Hawaii school board OK’s requests for bigger operating, facilities budgets

2017 April 17 BSN - Phot courtesy of Maui Land & Pineapple. Warren Haruki, Chairman of the Board and CEO, Maui Land & PIneapple.

The state school board on Wednesday approved requests to the state Legislature for an additional $198.2 million for the Hawaii public schools’ operating budget and an added $273 million for capital improvement projects for next fiscal year.

State Department of Education officials who authored the requests said additional funding for 2024-2025 is necessary to respond to myriad pressing issues — among them: catching up from last legislative session’s severe budget, covering inflation and collective-bargaining pay preventing and preparing for the possibility of an active implementing a new statewide strategic for the schools, and recovering from pandemic learning loss and the Maui wildfires.


Brian Hallett, assistant superintendent and chief financial officer in the DOE’s Office of Fiscal Services, said the gap between the operating budget the DOE was granted by the past Legislature and what the schools, students and teachers will need for next fiscal year is “extraordinary.”

“I don’t recall a budget so precariously positioned in terms of uncertainty following last year’s budget, with actually less funds and greater needs,” Hallett said during a presentation to the Finance and Infrastructure Committee of the state Board of Education.
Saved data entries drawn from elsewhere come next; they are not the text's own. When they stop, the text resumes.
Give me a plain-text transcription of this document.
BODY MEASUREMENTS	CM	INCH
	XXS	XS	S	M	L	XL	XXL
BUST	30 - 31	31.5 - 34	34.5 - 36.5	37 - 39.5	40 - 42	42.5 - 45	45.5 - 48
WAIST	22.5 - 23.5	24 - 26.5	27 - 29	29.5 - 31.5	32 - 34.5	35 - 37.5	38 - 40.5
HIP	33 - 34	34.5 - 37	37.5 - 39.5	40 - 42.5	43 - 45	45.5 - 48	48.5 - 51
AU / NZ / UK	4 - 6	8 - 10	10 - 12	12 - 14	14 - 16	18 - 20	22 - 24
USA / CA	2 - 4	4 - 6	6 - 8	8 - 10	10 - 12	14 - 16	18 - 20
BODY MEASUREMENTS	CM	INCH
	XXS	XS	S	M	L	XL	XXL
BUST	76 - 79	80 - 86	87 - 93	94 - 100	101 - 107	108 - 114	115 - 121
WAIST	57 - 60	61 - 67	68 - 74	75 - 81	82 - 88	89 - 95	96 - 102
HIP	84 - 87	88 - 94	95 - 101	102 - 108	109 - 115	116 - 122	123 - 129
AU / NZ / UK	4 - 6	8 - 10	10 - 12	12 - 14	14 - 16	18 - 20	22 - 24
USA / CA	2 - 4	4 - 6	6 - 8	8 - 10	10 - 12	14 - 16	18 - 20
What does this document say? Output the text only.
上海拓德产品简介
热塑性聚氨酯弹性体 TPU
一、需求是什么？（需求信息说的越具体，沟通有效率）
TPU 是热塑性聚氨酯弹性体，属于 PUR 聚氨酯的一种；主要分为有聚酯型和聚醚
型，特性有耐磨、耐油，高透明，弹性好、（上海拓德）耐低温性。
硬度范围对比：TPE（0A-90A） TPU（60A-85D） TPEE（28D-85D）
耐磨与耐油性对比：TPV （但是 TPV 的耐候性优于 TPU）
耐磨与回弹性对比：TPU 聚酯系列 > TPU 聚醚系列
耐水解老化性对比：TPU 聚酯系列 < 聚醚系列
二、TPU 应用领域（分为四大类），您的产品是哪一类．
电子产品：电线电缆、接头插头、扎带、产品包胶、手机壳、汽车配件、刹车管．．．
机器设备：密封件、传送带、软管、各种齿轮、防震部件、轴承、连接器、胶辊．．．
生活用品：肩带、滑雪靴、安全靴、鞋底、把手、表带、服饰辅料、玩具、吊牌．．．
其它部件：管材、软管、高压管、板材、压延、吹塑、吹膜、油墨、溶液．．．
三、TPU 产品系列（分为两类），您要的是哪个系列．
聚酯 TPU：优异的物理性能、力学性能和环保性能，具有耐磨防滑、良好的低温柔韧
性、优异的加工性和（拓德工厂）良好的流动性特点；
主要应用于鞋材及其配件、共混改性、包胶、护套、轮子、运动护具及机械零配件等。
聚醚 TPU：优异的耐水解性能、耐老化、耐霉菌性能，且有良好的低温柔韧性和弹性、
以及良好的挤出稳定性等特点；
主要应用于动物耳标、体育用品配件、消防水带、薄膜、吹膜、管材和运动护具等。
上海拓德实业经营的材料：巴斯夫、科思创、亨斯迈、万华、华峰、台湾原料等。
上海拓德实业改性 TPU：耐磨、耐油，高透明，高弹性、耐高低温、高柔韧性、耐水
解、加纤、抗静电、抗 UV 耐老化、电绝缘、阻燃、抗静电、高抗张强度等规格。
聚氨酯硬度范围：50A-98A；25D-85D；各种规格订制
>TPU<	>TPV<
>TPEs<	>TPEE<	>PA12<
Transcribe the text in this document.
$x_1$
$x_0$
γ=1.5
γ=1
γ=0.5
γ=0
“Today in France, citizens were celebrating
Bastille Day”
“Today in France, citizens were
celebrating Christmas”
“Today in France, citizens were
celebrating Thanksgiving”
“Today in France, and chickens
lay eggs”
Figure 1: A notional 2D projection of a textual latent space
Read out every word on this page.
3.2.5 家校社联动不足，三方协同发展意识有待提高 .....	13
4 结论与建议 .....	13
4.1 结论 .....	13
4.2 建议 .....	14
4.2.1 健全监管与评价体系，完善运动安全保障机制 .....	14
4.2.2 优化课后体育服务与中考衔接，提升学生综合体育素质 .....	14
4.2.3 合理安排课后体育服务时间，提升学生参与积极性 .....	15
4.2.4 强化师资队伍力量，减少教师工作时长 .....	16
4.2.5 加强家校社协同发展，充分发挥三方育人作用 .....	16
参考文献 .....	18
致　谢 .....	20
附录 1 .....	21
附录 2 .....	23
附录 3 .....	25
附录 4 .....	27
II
Hallett also noted that costs have skyrocketed for such essentials as utilities and workers compensation.

“We would certainly prefer to have our inflationary needs met without having to request it as vigorously as we’ve had to, and to justify and re-justify and sometimes (get) first-year funding only, and come back and have the same conversation again,” he said.

The 2023 Legislature approved an operating base budget of $2.031 billion in general funds for the 2024-2025 year. If the board’s supplemental request for the operating budget were granted fully, it would bring the general fund budget to $2.229 billion.

For CIP, the Legislature last year approved $126.77 million, but the department says it needs more than three times that amount, to bring the total to $399.77 million.

However, committee member Warren Haruki, who is also BOE chair, said the department must do a better job at moving existing projects to completion.

“Public perception is, your budget continues to grow,” he said.

Deputy Superintendent Curt Otaguro acknowledged a $2 billion backlog in CIP at the department.

“Every year we’re getting things done, but we’re also getting more money. So that amount just continues in there,” he said.

Otaguro also said his department continues to “juggle planned projects with unplanned emergencies. And that’s probably what you hear (from the ) schools … that their project is just not getting done, and that’s unfortunate. That’s the truth.” He described efforts underway to try to make planning and completion of construction, repairs and maintenance more efficient.

Both supplemental budget requests passed via unanimous consent at a special meeting of the full board.

But numerous steps lie ahead, including submission of the requests to Gov. Josh Green, who will create a budget request that will then be further debated at the 2024 Legislature.